Orgias de Sangue

Era sangue o que eu via em minhas mãos, sinistra visão sobre um olhar de pedra da estátua de uma sepultura, num cemitério qualquer que porventura ainda estivesse ali parado observando. Mórbida criatura havia exagerado no uísque e matara sua companheira de noite de orgia na lúgubre morada dos mortos. Ainda era um homem de carne e osso e queria mais sangue e morte nas mãos desesperadas, a agonia batia forte em mim e saí à procura de mais uma vítima naquela sombria noite de agonia infernal.

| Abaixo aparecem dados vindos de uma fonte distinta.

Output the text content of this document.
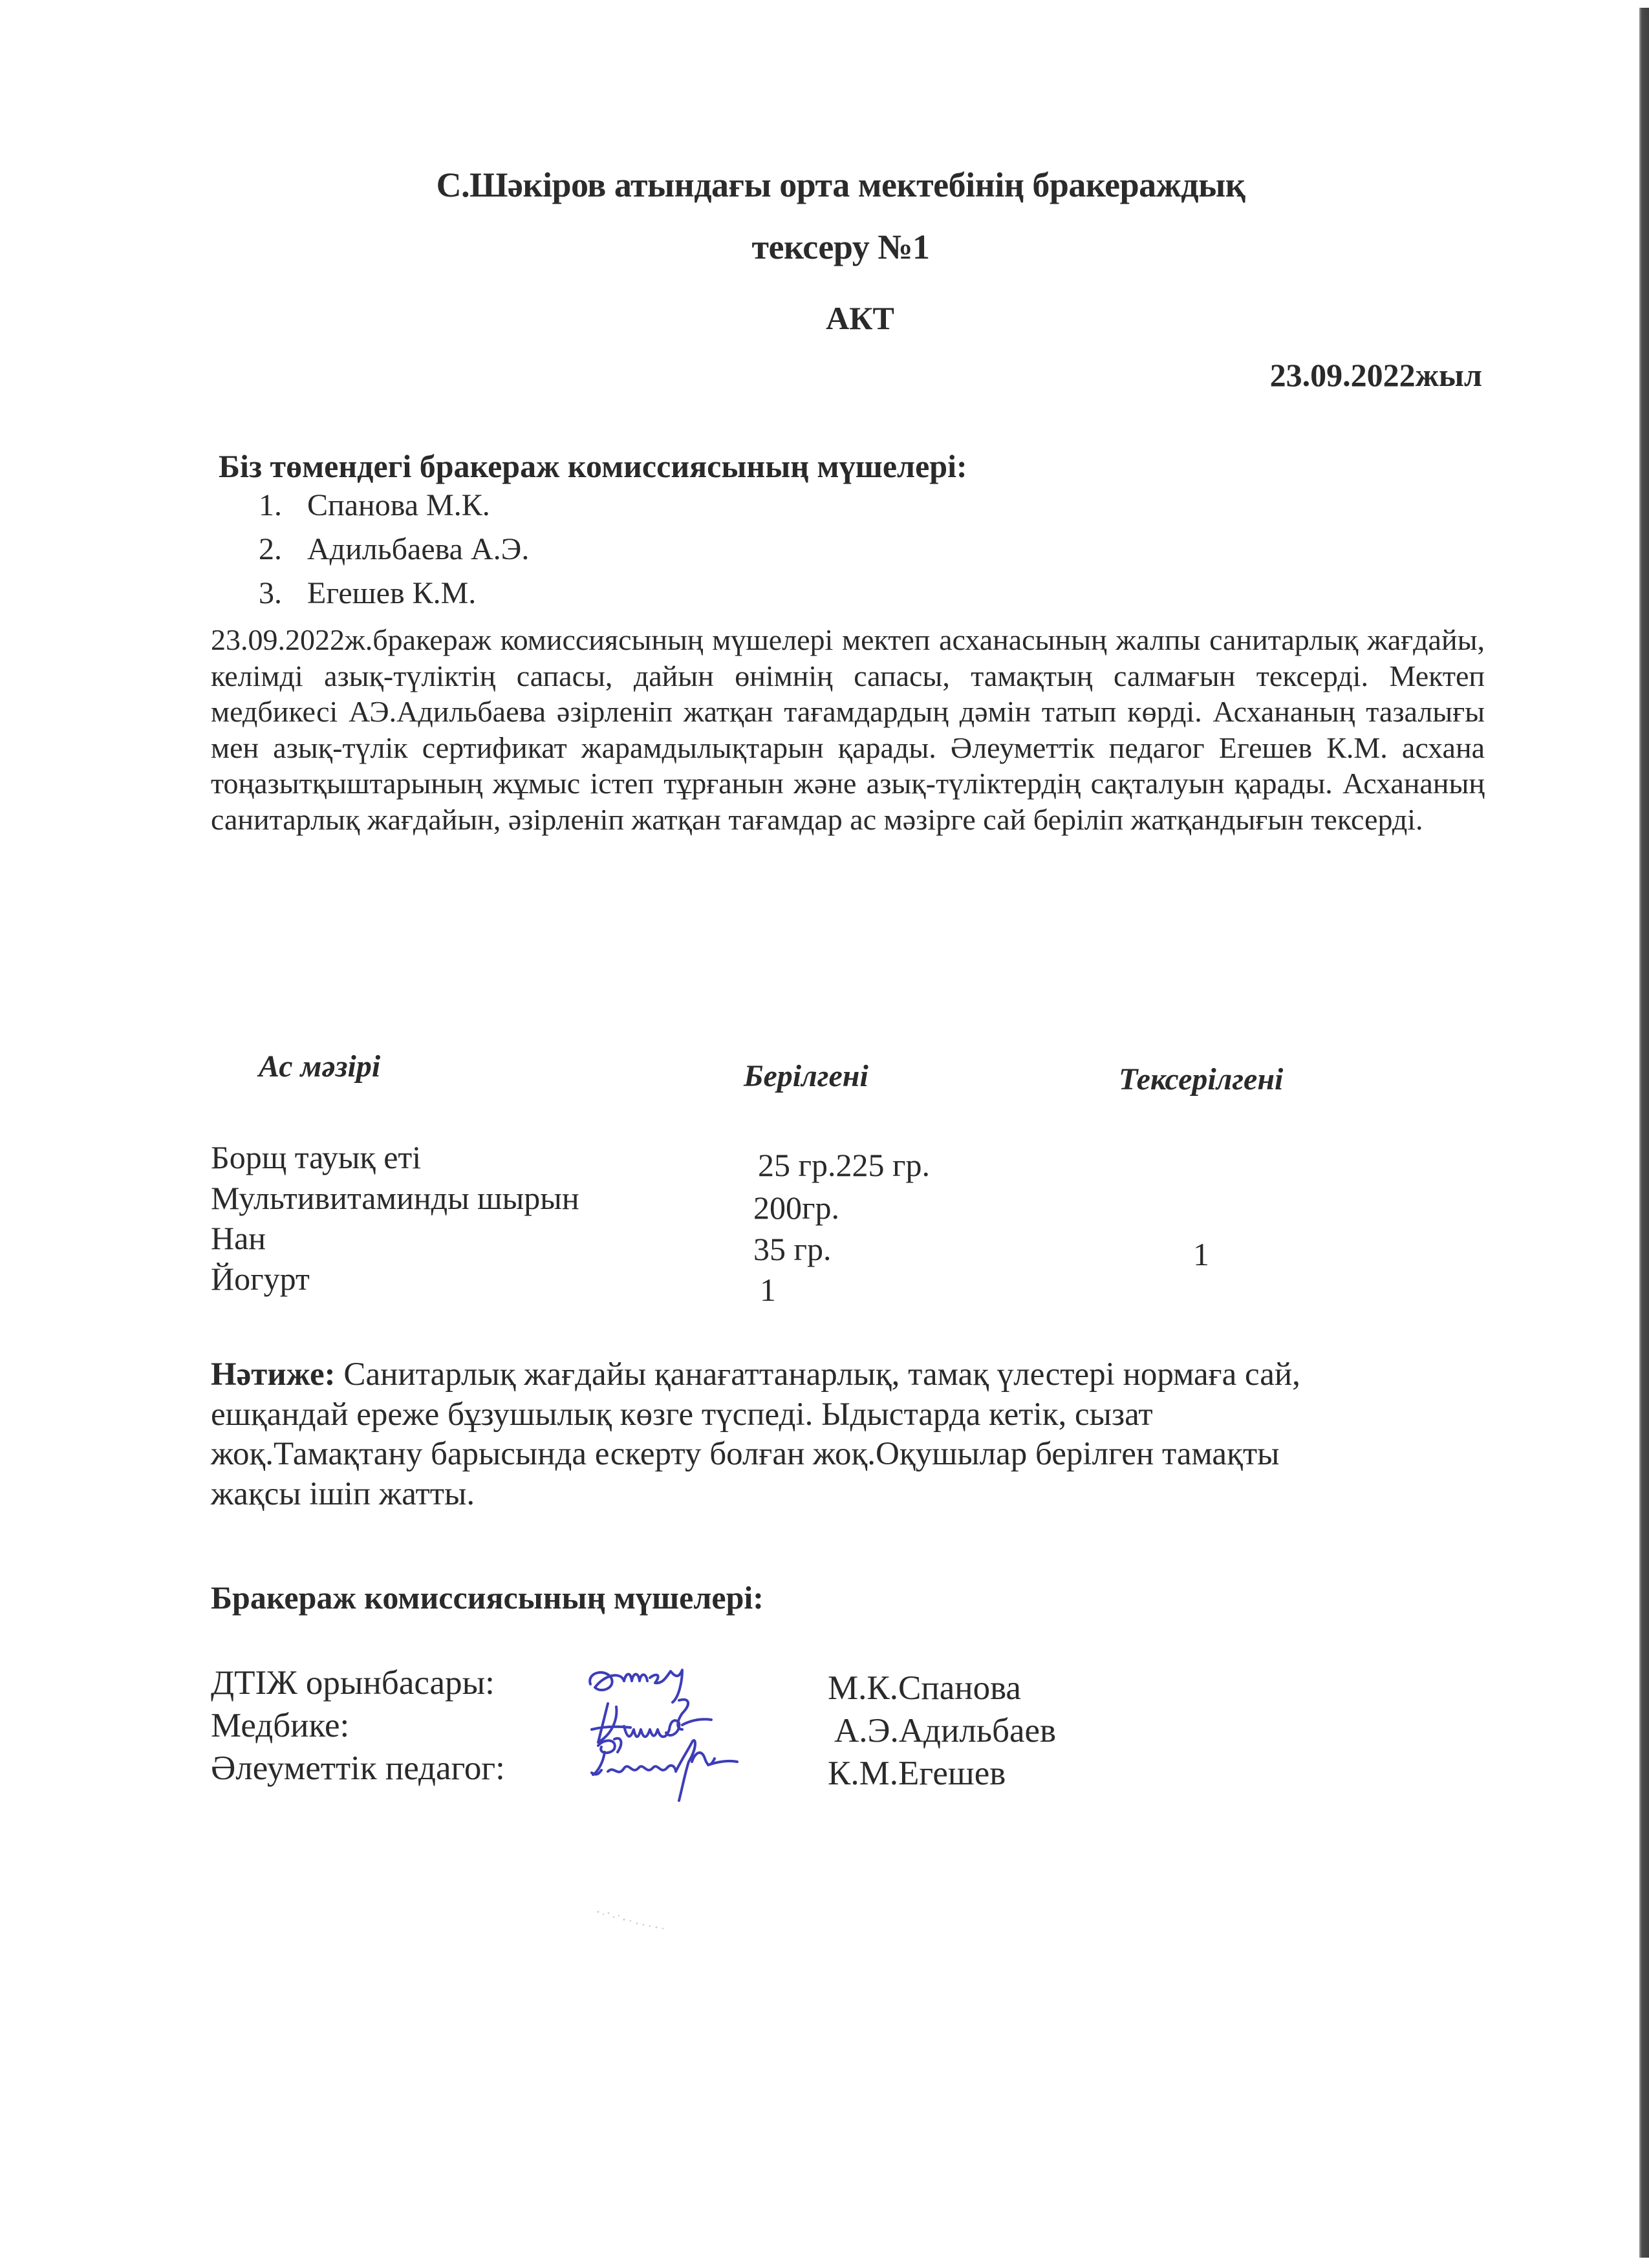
С.Шәкіров атындағы орта мектебінің бракераждық
тексеру №1
АКТ
23.09.2022жыл
Біз төмендегі бракераж комиссиясының мүшелері:
1. Спанова М.К.
2. Адильбаева А.Э.
3. Егешев К.М.
23.09.2022ж.бракераж комиссиясының мүшелері мектеп асханасының жалпы санитарлық жағдайы, келімді азық-түліктің сапасы, дайын өнімнің сапасы, тамақтың салмағын тексерді. Мектеп медбикесі АЭ.Адильбаева әзірленіп жатқан тағамдардың дәмін татып көрді. Асхананың тазалығы мен азық-түлік сертификат жарамдылықтарын қарады. Әлеуметтік педагог Егешев К.М. асхана тоңазытқыштарының жұмыс істеп тұрғанын және азық-түліктердің сақталуын қарады. Асхананың санитарлық жағдайын, әзірленіп жатқан тағамдар ас мәзірге сай беріліп жатқандығын тексерді.
Ас мәзірі	Берілгені	Тексерілгені
Борщ тауық еті	25 гр.225 гр.
Мультивитаминды шырын	200гр.
Нан	35 гр.	1
Йогурт	1
Нәтиже: Санитарлық жағдайы қанағаттанарлық, тамақ үлестері нормаға сай,
ешқандай ереже бұзушылық көзге түспеді. Ыдыстарда кетік, сызат
жоқ.Тамақтану барысында ескерту болған жоқ.Оқушылар берілген тамақты
жақсы ішіп жатты.
Бракераж комиссиясының мүшелері:
ДТІЖ орынбасары:	М.К.Спанова
Медбике:	А.Э.Адильбаев
Әлеуметтік педагог:	К.М.Егешев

Mas numa espécie de mutação em cadeia eu havia me transformado numa criatura sem alma ou coração, minha tez branca como a neve e meus olhos tristes e vermelhos como o de um vampiro insaciável. Por que de fato estranhas coisas incidem, e coisas ocultas serão julgadas, e muitos séculos cruzarão antes que estas lembranças encubram as mentes humanas. E, ao serem vistas, os homens não acreditarão e duvidarão e, contudo, uns poucos encontrarão muito motivo de imaginação nas letras aqui cinzeladas com sangue de vítimas inocentes. O ano terá criado um tempo de terror e de anseios mais vivos que o terror, para os quais não existe nome nem no inferno. Porque muitos fenômenos haverão de produzir, em toda a Terra, sobre um chão e sobre o oceano, os negros ombros e braços da morte doentia agora se esticavam sobre os homens.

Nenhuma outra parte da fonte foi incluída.